WASHINGTON — President Trump’s third attempt to ban travel from several predominantly Muslim nations met the same fate Tuesday as the first two: It was blocked nationwide by a federal judge in Hawaii.

The ban, which was to go into effect Wednesday, “suffers from precisely the same maladies as its predecessor,” Judge Derrick Watson wrote. “It lacks sufficient findings that the entry of more than 150 million nationals from six specified countries would be ‘detrimental to the interests of the United States,'” and it “plainly discriminates based on nationality.”

The 40-page ruling will be appealed by the Justice Department, but it throws a monkey wrench into the administration’s plans on the eve of the latest ban taking effect.

The White House called Watson’s ruling “dangerously flawed” and a threat to national security. It said the latest version of the travel ban was a carefully constructed measure implemented after a thorough review by the departments of Homeland Security, State, Defense and Justice. 

“These restrictions are vital to ensuring that foreign nations comply with the minimum security standards required for the integrity of our immigration system and the security of our nation,” the White House statement said.
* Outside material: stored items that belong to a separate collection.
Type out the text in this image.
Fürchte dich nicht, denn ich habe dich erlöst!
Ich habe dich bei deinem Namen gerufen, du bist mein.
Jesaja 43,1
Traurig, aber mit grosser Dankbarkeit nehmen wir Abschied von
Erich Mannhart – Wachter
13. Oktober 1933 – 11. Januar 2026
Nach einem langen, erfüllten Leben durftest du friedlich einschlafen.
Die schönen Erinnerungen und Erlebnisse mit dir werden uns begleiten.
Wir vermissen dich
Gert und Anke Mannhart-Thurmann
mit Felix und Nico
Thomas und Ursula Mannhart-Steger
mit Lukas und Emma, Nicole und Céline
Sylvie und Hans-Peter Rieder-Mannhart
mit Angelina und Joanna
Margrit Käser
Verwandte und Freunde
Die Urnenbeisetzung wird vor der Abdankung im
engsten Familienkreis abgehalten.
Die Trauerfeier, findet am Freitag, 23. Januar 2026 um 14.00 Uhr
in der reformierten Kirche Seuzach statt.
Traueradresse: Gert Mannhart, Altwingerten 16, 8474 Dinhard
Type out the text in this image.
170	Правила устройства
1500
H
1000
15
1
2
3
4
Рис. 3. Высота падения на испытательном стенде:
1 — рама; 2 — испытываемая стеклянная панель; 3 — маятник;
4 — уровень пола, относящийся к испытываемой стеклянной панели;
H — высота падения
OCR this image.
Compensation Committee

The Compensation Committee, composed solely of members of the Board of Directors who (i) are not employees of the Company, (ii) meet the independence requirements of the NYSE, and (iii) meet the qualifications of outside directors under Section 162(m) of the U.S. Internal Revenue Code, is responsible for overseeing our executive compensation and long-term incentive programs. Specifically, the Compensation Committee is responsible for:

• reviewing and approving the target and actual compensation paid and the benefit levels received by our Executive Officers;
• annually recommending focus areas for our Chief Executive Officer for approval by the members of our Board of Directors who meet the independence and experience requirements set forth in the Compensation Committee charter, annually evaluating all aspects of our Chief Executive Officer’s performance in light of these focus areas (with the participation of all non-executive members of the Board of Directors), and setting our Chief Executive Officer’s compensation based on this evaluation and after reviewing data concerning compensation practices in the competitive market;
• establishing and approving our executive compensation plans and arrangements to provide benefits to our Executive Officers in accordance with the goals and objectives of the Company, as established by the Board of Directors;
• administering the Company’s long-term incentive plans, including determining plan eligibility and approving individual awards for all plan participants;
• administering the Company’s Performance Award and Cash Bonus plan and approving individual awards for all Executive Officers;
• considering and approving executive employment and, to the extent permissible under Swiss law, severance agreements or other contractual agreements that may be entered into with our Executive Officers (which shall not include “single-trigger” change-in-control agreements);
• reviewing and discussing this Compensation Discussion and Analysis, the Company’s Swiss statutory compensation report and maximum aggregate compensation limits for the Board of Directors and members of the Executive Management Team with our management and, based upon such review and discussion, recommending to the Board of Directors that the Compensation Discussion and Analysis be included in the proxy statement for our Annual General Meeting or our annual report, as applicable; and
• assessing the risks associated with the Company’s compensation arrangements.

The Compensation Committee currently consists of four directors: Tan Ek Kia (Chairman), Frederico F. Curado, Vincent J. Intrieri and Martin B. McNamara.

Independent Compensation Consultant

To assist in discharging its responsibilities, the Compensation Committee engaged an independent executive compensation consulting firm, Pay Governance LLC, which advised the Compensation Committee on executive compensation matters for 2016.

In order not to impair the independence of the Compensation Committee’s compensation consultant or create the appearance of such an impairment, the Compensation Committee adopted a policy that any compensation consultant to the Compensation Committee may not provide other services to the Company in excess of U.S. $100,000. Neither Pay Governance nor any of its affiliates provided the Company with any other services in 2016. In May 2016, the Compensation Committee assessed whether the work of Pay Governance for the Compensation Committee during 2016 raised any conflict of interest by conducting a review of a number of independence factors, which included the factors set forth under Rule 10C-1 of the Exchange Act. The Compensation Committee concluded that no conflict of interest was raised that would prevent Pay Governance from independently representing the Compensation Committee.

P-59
Trump’s earlier bans, from January and March, were struck down by several federal courts before the Supreme Court allowed part of the second ban to take effect in late June. That ban expired last month, to be replaced by an indefinite prohibition against some travelers from an expanded group of countries.

Trump’s third version blocks specific travelers from five of the original nations — Iran, Libya, Somalia, Syria and Yemen — along with Chad, North Korea and Venezuela. Iraq and Sudan were subtracted from the list in March and September, respectively.